Уже написан Вертер | страница 21
– У тебя сидит один юноша… – начал Лось.
– А ты откуда знаешь, что он у меня сидит? – перебил Маркин, произнося слово «знаешь» как «жнаешь».
– Ко мне приходила его мать.
– Ко мне она тоже приходила, но я ее приказал не пускать. А твой юноша – юнкер, член контрреволюционной организации. Сегодня мы их всех ликвидируем.
Лось помертвел.
– Макс, я прошу тебя, во имя нашей старой дружбы.
– Ты просишь, чтобы я его выпустил?
Он произнес «выпуштиль».
– Ради твоей матери. Ведь у тебя тоже была мать.

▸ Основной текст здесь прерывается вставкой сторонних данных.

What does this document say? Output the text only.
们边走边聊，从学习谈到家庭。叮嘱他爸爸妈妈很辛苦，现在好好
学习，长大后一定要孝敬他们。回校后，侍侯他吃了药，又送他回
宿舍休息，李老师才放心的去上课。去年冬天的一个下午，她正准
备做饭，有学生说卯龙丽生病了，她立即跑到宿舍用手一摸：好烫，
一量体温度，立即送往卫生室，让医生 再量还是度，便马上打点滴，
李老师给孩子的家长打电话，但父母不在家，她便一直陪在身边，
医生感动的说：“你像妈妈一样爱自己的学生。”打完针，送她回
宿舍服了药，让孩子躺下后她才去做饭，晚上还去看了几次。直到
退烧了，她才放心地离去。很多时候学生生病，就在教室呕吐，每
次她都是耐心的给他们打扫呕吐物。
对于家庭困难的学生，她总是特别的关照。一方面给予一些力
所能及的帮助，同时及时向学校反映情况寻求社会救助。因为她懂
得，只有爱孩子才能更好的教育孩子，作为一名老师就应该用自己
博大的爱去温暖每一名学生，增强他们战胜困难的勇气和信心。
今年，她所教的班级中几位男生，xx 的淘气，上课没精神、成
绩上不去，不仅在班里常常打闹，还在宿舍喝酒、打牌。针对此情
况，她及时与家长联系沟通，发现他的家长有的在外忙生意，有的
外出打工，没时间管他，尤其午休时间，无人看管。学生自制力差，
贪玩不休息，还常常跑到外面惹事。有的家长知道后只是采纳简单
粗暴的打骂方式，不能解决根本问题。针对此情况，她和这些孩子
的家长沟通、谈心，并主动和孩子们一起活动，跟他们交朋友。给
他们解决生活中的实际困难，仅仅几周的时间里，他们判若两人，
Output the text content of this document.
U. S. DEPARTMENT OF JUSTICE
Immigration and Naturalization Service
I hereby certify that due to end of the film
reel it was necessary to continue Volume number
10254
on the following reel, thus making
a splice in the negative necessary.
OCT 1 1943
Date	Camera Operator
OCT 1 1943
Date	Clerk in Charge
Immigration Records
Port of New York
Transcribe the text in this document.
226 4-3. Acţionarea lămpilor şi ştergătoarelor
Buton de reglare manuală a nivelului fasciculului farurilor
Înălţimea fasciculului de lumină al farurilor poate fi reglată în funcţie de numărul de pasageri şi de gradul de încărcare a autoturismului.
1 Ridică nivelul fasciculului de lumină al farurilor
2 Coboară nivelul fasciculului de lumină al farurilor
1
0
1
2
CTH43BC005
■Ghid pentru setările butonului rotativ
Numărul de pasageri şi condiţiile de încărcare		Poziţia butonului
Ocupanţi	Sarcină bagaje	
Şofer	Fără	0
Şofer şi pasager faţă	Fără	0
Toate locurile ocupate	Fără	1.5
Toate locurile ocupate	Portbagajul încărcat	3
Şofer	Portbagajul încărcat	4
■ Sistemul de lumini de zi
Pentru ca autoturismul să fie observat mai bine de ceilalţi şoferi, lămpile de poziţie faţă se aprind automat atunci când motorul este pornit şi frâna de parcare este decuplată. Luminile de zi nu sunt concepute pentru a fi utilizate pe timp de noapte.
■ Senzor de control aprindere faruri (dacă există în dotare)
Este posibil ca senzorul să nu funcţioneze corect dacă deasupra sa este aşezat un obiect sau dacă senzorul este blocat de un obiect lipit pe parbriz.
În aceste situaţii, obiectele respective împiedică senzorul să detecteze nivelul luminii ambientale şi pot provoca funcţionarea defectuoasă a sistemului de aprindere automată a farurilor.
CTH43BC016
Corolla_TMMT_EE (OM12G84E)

– Замолчи! Была у меня мать или не была… Какого черта ты пришел сюда ковыряться в моей душе? Еще неизвестно, чем ты занимаешься у нас в тылу. Может быть, ты работаешь по заданию Савинкова и мечтаешь устроить у нас Ярославль… А вот я сейчас вызову коменданта, и он поставит тебя к стенке.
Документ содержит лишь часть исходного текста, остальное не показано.